Aber warum nicht, redete sie sich schließlich selbst ein. Warum nicht ab und zu ein bisschen verrückt sein? Warum musste eigentlich immer alles so verdammt genau bedacht sein?

Jetzt versuchte sie, die beiden Engel an der Decke über ihrem Bett zu befestigen. Sie hatte einen Stuhl aufs Bett gestellt, aber als sie darauf kletterte, schwankte er hin und her, als würde er jeden Moment umkippen. Sie ging auf die Knie. Wagte nicht, wieder aufzustehen.
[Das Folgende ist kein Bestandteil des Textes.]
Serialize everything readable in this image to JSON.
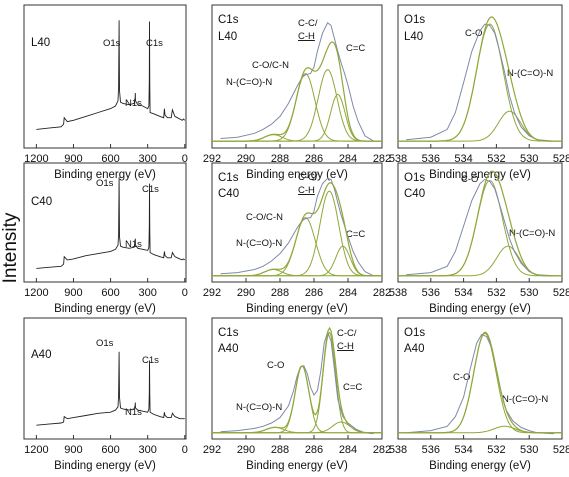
{
  "figure": {
    "ylabel": "Intensity"
  },
  "colors": {
    "envelope": "#7f8aa8",
    "fit": "#8fa83a",
    "survey": "#222222",
    "axis": "#333333"
  },
  "chart_data": [
    {
      "id": "surv_L40",
      "type": "line",
      "kind": "survey",
      "sample_label": "L40",
      "xlabel": "Binding energy (eV)",
      "xlim": [
        1300,
        -10
      ],
      "xticks": [
        "1200",
        "900",
        "600",
        "300",
        "0"
      ],
      "xtick_values": [
        1200,
        900,
        600,
        300,
        0
      ],
      "peaks": [
        {
          "label": "O1s",
          "x": 531
        },
        {
          "label": "C1s",
          "x": 285
        },
        {
          "label": "N1s",
          "x": 400
        }
      ],
      "series": [
        {
          "x": [
            1200,
            1100,
            1000,
            980,
            975,
            950,
            900,
            800,
            700,
            600,
            560,
            540,
            535,
            531,
            528,
            520,
            500,
            450,
            410,
            402,
            400,
            398,
            380,
            340,
            300,
            290,
            287,
            285,
            283,
            280,
            250,
            200,
            170,
            165,
            160,
            140,
            110,
            100,
            80,
            60,
            40,
            20,
            10,
            0
          ],
          "y": [
            0.12,
            0.13,
            0.14,
            0.16,
            0.21,
            0.18,
            0.19,
            0.22,
            0.25,
            0.28,
            0.3,
            0.34,
            0.45,
            0.96,
            0.42,
            0.33,
            0.32,
            0.31,
            0.32,
            0.36,
            0.4,
            0.34,
            0.31,
            0.3,
            0.28,
            0.3,
            0.5,
            0.95,
            0.45,
            0.25,
            0.24,
            0.22,
            0.21,
            0.28,
            0.23,
            0.21,
            0.21,
            0.27,
            0.22,
            0.21,
            0.2,
            0.19,
            0.2,
            0.19
          ]
        }
      ]
    },
    {
      "id": "c1s_L40",
      "type": "line",
      "kind": "fit",
      "title": "C1s",
      "sample_label": "L40",
      "xlabel": "Binding energy (eV)",
      "xlim": [
        292,
        282
      ],
      "xticks": [
        "292",
        "290",
        "288",
        "286",
        "284",
        "282"
      ],
      "xtick_values": [
        292,
        290,
        288,
        286,
        284,
        282
      ],
      "envelope": {
        "x": [
          291.5,
          290.5,
          289.5,
          289,
          288.5,
          288,
          287.5,
          287,
          286.7,
          286.5,
          286.2,
          286,
          285.8,
          285.5,
          285.2,
          285,
          284.8,
          284.6,
          284.4,
          284.2,
          284,
          283.7,
          283.4,
          283,
          282.5
        ],
        "y": [
          0.05,
          0.06,
          0.09,
          0.12,
          0.16,
          0.22,
          0.32,
          0.45,
          0.52,
          0.54,
          0.55,
          0.6,
          0.72,
          0.86,
          0.94,
          0.92,
          0.82,
          0.72,
          0.63,
          0.55,
          0.46,
          0.3,
          0.18,
          0.07,
          0.03
        ]
      },
      "components": [
        {
          "label": "C-O/C-N",
          "center": 286.5,
          "height": 0.52,
          "fwhm": 1.3
        },
        {
          "label": "C-C/ C-H",
          "center": 285.2,
          "height": 0.55,
          "fwhm": 1.3
        },
        {
          "label": "C=C",
          "center": 284.6,
          "height": 0.36,
          "fwhm": 1.0
        },
        {
          "label": "N-(C=O)-N",
          "center": 288.4,
          "height": 0.05,
          "fwhm": 1.2
        }
      ],
      "labels": [
        "C-C/",
        "C-H",
        "C-O/C-N",
        "C=C",
        "N-(C=O)-N"
      ]
    },
    {
      "id": "o1s_L40",
      "type": "line",
      "kind": "fit",
      "title": "O1s",
      "sample_label": "L40",
      "xlabel": "Binding energy (eV)",
      "xlim": [
        538,
        528
      ],
      "xticks": [
        "538",
        "536",
        "534",
        "532",
        "530",
        "528"
      ],
      "xtick_values": [
        538,
        536,
        534,
        532,
        530,
        528
      ],
      "envelope": {
        "x": [
          537.5,
          536,
          535,
          534.5,
          534,
          533.5,
          533,
          532.7,
          532.4,
          532.1,
          531.8,
          531.5,
          531.2,
          530.9,
          530.5,
          530,
          529.5,
          528.5
        ],
        "y": [
          0.04,
          0.06,
          0.12,
          0.25,
          0.48,
          0.72,
          0.88,
          0.93,
          0.92,
          0.86,
          0.72,
          0.56,
          0.38,
          0.25,
          0.14,
          0.07,
          0.04,
          0.03
        ]
      },
      "components": [
        {
          "label": "C-O",
          "center": 532.4,
          "height": 0.9,
          "fwhm": 1.9
        },
        {
          "label": "N-(C=O)-N",
          "center": 531.2,
          "height": 0.23,
          "fwhm": 1.6
        }
      ],
      "labels": [
        "C-O",
        "N-(C=O)-N"
      ]
    },
    {
      "id": "surv_C40",
      "type": "line",
      "kind": "survey",
      "sample_label": "C40",
      "xlabel": "Binding energy (eV)",
      "xlim": [
        1300,
        -10
      ],
      "xticks": [
        "1200",
        "900",
        "600",
        "300",
        "0"
      ],
      "xtick_values": [
        1200,
        900,
        600,
        300,
        0
      ],
      "peaks": [
        {
          "label": "O1s",
          "x": 531
        },
        {
          "label": "C1s",
          "x": 285
        },
        {
          "label": "N1s",
          "x": 400
        }
      ],
      "series": [
        {
          "x": [
            1200,
            1100,
            1000,
            980,
            975,
            950,
            900,
            800,
            700,
            600,
            560,
            540,
            535,
            531,
            528,
            520,
            500,
            450,
            410,
            402,
            400,
            398,
            380,
            340,
            300,
            290,
            287,
            285,
            283,
            280,
            250,
            200,
            170,
            165,
            160,
            140,
            110,
            100,
            80,
            60,
            40,
            20,
            10,
            0
          ],
          "y": [
            0.1,
            0.11,
            0.12,
            0.14,
            0.21,
            0.18,
            0.19,
            0.22,
            0.24,
            0.26,
            0.28,
            0.32,
            0.42,
            0.96,
            0.4,
            0.31,
            0.3,
            0.29,
            0.3,
            0.34,
            0.38,
            0.32,
            0.29,
            0.28,
            0.27,
            0.3,
            0.5,
            0.9,
            0.45,
            0.25,
            0.23,
            0.21,
            0.2,
            0.26,
            0.22,
            0.2,
            0.2,
            0.25,
            0.21,
            0.2,
            0.19,
            0.18,
            0.19,
            0.18
          ]
        }
      ]
    },
    {
      "id": "c1s_C40",
      "type": "line",
      "kind": "fit",
      "title": "C1s",
      "sample_label": "C40",
      "xlabel": "Binding energy (eV)",
      "xlim": [
        292,
        282
      ],
      "xticks": [
        "292",
        "290",
        "288",
        "286",
        "284",
        "282"
      ],
      "xtick_values": [
        292,
        290,
        288,
        286,
        284,
        282
      ],
      "envelope": {
        "x": [
          291.5,
          290.5,
          289.5,
          289,
          288.5,
          288,
          287.5,
          287,
          286.7,
          286.5,
          286.2,
          286,
          285.8,
          285.5,
          285.2,
          285,
          284.8,
          284.6,
          284.4,
          284.2,
          284,
          283.7,
          283.4,
          283,
          282.5
        ],
        "y": [
          0.05,
          0.06,
          0.09,
          0.12,
          0.17,
          0.24,
          0.34,
          0.48,
          0.55,
          0.57,
          0.58,
          0.64,
          0.78,
          0.9,
          0.95,
          0.94,
          0.85,
          0.72,
          0.6,
          0.5,
          0.4,
          0.26,
          0.16,
          0.07,
          0.03
        ]
      },
      "components": [
        {
          "label": "C-O/C-N",
          "center": 286.5,
          "height": 0.55,
          "fwhm": 1.35
        },
        {
          "label": "C-C/ C-H",
          "center": 285.1,
          "height": 0.8,
          "fwhm": 1.3
        },
        {
          "label": "C=C",
          "center": 284.3,
          "height": 0.28,
          "fwhm": 1.0
        },
        {
          "label": "N-(C=O)-N",
          "center": 288.4,
          "height": 0.06,
          "fwhm": 1.2
        }
      ],
      "labels": [
        "C-C/",
        "C-H",
        "C-O/C-N",
        "C=C",
        "N-(C=O)-N"
      ]
    },
    {
      "id": "o1s_C40",
      "type": "line",
      "kind": "fit",
      "title": "O1s",
      "sample_label": "C40",
      "xlabel": "Binding energy (eV)",
      "xlim": [
        538,
        528
      ],
      "xticks": [
        "538",
        "536",
        "534",
        "532",
        "530",
        "528"
      ],
      "xtick_values": [
        538,
        536,
        534,
        532,
        530,
        528
      ],
      "envelope": {
        "x": [
          537.5,
          536,
          535,
          534.5,
          534,
          533.5,
          533,
          532.7,
          532.4,
          532.1,
          531.8,
          531.5,
          531.2,
          530.9,
          530.5,
          530,
          529.5,
          528.5
        ],
        "y": [
          0.04,
          0.06,
          0.12,
          0.26,
          0.5,
          0.74,
          0.9,
          0.94,
          0.92,
          0.85,
          0.7,
          0.54,
          0.38,
          0.26,
          0.15,
          0.07,
          0.04,
          0.03
        ]
      },
      "components": [
        {
          "label": "C-O",
          "center": 532.4,
          "height": 0.9,
          "fwhm": 1.8
        },
        {
          "label": "N-(C=O)-N",
          "center": 531.3,
          "height": 0.28,
          "fwhm": 1.6
        }
      ],
      "labels": [
        "C-O",
        "N-(C=O)-N"
      ]
    },
    {
      "id": "surv_A40",
      "type": "line",
      "kind": "survey",
      "sample_label": "A40",
      "xlabel": "Binding energy (eV)",
      "xlim": [
        1300,
        -10
      ],
      "xticks": [
        "1200",
        "900",
        "600",
        "300",
        "0"
      ],
      "xtick_values": [
        1200,
        900,
        600,
        300,
        0
      ],
      "peaks": [
        {
          "label": "O1s",
          "x": 531
        },
        {
          "label": "C1s",
          "x": 285
        },
        {
          "label": "N1s",
          "x": 400
        }
      ],
      "series": [
        {
          "x": [
            1200,
            1100,
            1000,
            980,
            975,
            950,
            900,
            800,
            700,
            600,
            560,
            540,
            535,
            531,
            528,
            520,
            500,
            450,
            410,
            402,
            400,
            398,
            380,
            340,
            300,
            290,
            287,
            285,
            283,
            280,
            250,
            200,
            170,
            165,
            160,
            140,
            110,
            100,
            80,
            60,
            40,
            20,
            10,
            0
          ],
          "y": [
            0.1,
            0.11,
            0.12,
            0.13,
            0.18,
            0.16,
            0.17,
            0.19,
            0.21,
            0.22,
            0.24,
            0.27,
            0.38,
            0.78,
            0.36,
            0.26,
            0.25,
            0.24,
            0.25,
            0.28,
            0.31,
            0.26,
            0.24,
            0.23,
            0.22,
            0.25,
            0.4,
            0.7,
            0.38,
            0.22,
            0.2,
            0.18,
            0.17,
            0.22,
            0.19,
            0.17,
            0.17,
            0.21,
            0.18,
            0.17,
            0.16,
            0.16,
            0.16,
            0.16
          ]
        }
      ]
    },
    {
      "id": "c1s_A40",
      "type": "line",
      "kind": "fit",
      "title": "C1s",
      "sample_label": "A40",
      "xlabel": "Binding energy (eV)",
      "xlim": [
        292,
        282
      ],
      "xticks": [
        "292",
        "290",
        "288",
        "286",
        "284",
        "282"
      ],
      "xtick_values": [
        292,
        290,
        288,
        286,
        284,
        282
      ],
      "envelope": {
        "x": [
          291.5,
          290.5,
          289.5,
          289,
          288.5,
          288,
          287.5,
          287.2,
          287,
          286.8,
          286.6,
          286.4,
          286.2,
          286,
          285.8,
          285.6,
          285.4,
          285.2,
          285,
          284.8,
          284.6,
          284.3,
          284,
          283.5,
          283,
          282.5
        ],
        "y": [
          0.04,
          0.05,
          0.07,
          0.09,
          0.12,
          0.17,
          0.28,
          0.42,
          0.55,
          0.64,
          0.65,
          0.58,
          0.45,
          0.38,
          0.42,
          0.6,
          0.86,
          0.96,
          0.88,
          0.62,
          0.34,
          0.18,
          0.12,
          0.06,
          0.03,
          0.02
        ]
      },
      "components": [
        {
          "label": "C-O",
          "center": 286.7,
          "height": 0.62,
          "fwhm": 0.95
        },
        {
          "label": "C-C/ C-H",
          "center": 285.1,
          "height": 0.93,
          "fwhm": 0.85
        },
        {
          "label": "C=C",
          "center": 284.4,
          "height": 0.1,
          "fwhm": 1.2
        },
        {
          "label": "N-(C=O)-N",
          "center": 288.3,
          "height": 0.05,
          "fwhm": 1.2
        }
      ],
      "labels": [
        "C-C/",
        "C-H",
        "C-O",
        "C=C",
        "N-(C=O)-N"
      ]
    },
    {
      "id": "o1s_A40",
      "type": "line",
      "kind": "fit",
      "title": "O1s",
      "sample_label": "A40",
      "xlabel": "Binding energy (eV)",
      "xlim": [
        538,
        528
      ],
      "xticks": [
        "538",
        "536",
        "534",
        "532",
        "530",
        "528"
      ],
      "xtick_values": [
        538,
        536,
        534,
        532,
        530,
        528
      ],
      "envelope": {
        "x": [
          537.5,
          536,
          535,
          534.5,
          534,
          533.6,
          533.2,
          532.9,
          532.6,
          532.3,
          532,
          531.7,
          531.4,
          531,
          530.5,
          530,
          529.5,
          528.5
        ],
        "y": [
          0.03,
          0.05,
          0.09,
          0.18,
          0.36,
          0.62,
          0.86,
          0.94,
          0.92,
          0.82,
          0.62,
          0.4,
          0.24,
          0.14,
          0.08,
          0.05,
          0.03,
          0.02
        ]
      },
      "components": [
        {
          "label": "C-O",
          "center": 532.7,
          "height": 0.92,
          "fwhm": 1.6
        },
        {
          "label": "N-(C=O)-N",
          "center": 531.5,
          "height": 0.06,
          "fwhm": 1.5
        }
      ],
      "labels": [
        "C-O",
        "N-(C=O)-N"
      ]
    }
  ]
}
»Scheiße!«, flüsterte sie. »Das schaffe ich nicht.«

Natürlich konnte sie jemanden um Hilfe bitten. Ihren Vater beispielsweise. Er würde sofort herbeigeeilt kommen, selbst wenn er mit vierzig Grad Fieber im Bett läge. Er würde das mit den Engeln zwar garantiert nicht verstehen, es aber akzeptieren, ohne eine Frage zu stellen. Ganz im Gegensatz zu ihrer Mutter.

Das Telefon klingelte. Waltraut kletterte vom Stuhl herunter und ging ran. Wie sie gedacht hatte. Ihr Vater.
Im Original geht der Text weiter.